The accomplishment is a tour de force within the field of structural biology, through which scientists seek to understand how cells work by determining the shapes and configurations of the proteins that make them up. The results could lead to better-designed nanomachines.
"Rotors have been isolated and studied in detail," explains lead author Grant Jensen, an assistant professor of biology at Caltech. "But in the past, researchers have been forced to break the motor into pieces and/or rip it out of the cell before they could observe it in the microscope. It was like trying to understand a car engine by looking through salvaged parts. Here we were able to see the whole motor intact, like an engine still under the hood and attached to the drive train."
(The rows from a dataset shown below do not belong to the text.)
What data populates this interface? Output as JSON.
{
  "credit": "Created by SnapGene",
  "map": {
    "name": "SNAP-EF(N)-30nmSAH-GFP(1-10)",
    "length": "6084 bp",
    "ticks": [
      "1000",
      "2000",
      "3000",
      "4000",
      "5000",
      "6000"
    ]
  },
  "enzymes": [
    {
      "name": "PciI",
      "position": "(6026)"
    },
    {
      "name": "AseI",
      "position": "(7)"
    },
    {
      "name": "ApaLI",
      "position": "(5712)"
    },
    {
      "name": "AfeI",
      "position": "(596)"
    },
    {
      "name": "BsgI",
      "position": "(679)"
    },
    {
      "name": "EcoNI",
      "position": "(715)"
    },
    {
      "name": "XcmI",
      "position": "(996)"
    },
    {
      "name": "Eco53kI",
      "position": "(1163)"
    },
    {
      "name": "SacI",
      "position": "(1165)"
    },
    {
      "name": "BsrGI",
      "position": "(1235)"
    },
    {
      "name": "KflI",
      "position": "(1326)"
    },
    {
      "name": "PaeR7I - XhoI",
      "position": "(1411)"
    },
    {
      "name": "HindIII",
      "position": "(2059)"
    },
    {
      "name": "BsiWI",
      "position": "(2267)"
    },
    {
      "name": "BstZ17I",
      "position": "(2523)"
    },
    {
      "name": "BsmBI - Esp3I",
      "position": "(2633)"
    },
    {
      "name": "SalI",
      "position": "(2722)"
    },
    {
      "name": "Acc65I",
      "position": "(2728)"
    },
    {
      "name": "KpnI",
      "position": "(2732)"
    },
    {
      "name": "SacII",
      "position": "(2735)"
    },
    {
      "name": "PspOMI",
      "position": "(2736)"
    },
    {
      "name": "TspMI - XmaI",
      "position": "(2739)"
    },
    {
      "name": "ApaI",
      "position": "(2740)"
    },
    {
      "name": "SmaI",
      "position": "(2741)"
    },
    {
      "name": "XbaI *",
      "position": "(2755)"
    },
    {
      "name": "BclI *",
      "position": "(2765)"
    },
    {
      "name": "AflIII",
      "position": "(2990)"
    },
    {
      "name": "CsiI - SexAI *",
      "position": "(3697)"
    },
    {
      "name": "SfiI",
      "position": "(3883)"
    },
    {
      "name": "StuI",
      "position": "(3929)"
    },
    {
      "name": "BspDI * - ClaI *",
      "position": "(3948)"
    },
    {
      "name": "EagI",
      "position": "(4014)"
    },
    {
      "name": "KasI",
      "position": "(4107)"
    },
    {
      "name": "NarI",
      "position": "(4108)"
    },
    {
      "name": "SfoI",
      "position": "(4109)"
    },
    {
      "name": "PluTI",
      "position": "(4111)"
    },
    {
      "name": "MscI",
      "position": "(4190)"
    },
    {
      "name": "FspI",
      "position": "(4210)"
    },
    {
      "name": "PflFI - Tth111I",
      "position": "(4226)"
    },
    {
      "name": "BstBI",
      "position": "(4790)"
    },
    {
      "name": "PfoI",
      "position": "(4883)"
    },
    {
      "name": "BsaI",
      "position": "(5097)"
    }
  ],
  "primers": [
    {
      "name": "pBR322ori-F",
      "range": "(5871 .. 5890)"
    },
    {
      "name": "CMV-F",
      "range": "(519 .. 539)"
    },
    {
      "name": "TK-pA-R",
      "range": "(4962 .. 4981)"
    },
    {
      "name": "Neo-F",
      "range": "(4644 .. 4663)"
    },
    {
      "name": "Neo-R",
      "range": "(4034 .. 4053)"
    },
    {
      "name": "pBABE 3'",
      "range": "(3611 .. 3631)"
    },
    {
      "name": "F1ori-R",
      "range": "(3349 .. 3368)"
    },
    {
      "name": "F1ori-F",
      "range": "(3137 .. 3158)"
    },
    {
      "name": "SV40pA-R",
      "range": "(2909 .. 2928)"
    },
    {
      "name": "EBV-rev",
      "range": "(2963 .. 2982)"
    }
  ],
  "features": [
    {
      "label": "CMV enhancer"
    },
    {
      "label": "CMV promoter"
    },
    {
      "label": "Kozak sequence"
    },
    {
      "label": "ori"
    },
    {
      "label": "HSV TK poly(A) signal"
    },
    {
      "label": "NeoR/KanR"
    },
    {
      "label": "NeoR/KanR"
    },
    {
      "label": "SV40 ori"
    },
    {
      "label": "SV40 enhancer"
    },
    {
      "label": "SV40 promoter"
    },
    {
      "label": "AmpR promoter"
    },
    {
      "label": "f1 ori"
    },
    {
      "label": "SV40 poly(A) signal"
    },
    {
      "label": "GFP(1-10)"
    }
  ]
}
In terms of basic science, Jensen says, the motor is intrinsically interesting because it is such a marvelous and complex "nanomachine." But the results of studying it may also one day help engineers, who might want to use its structure to design useful things.
"The process of taking science to practical applications goes from the observation of interesting phenomena, to mechanistic understanding, to exploitation," Jensen says. "Right now, we're somewhere between observation and the beginning of mechanistic understanding of this wonderful motor."
The bacterium used in the study was isolated from the hindguts of termites. Although beneficial to the termite host, the bacterium, belonging to a group of organisms known as spirochetes, is closely related to the causative agents of syphilis, Lyme disease, and several organisms thought to play a role in gum disease. In all these cases, swimming motility is implicated as a possible determinant in disease.
The article is titled "In situ structure of the complete Treponema primitia flagellar motor." It is available as an advanced online publication of Nature at www.nature.com/nature/journal/vaop/ncurrent/full/nature05015.html.
The other authors are Gavin Murphy, a Caltech graduate student in biochemistry and molecular biophysics, and Jared R. Leadbetter, an associate professor of environmental microbiology at Caltech.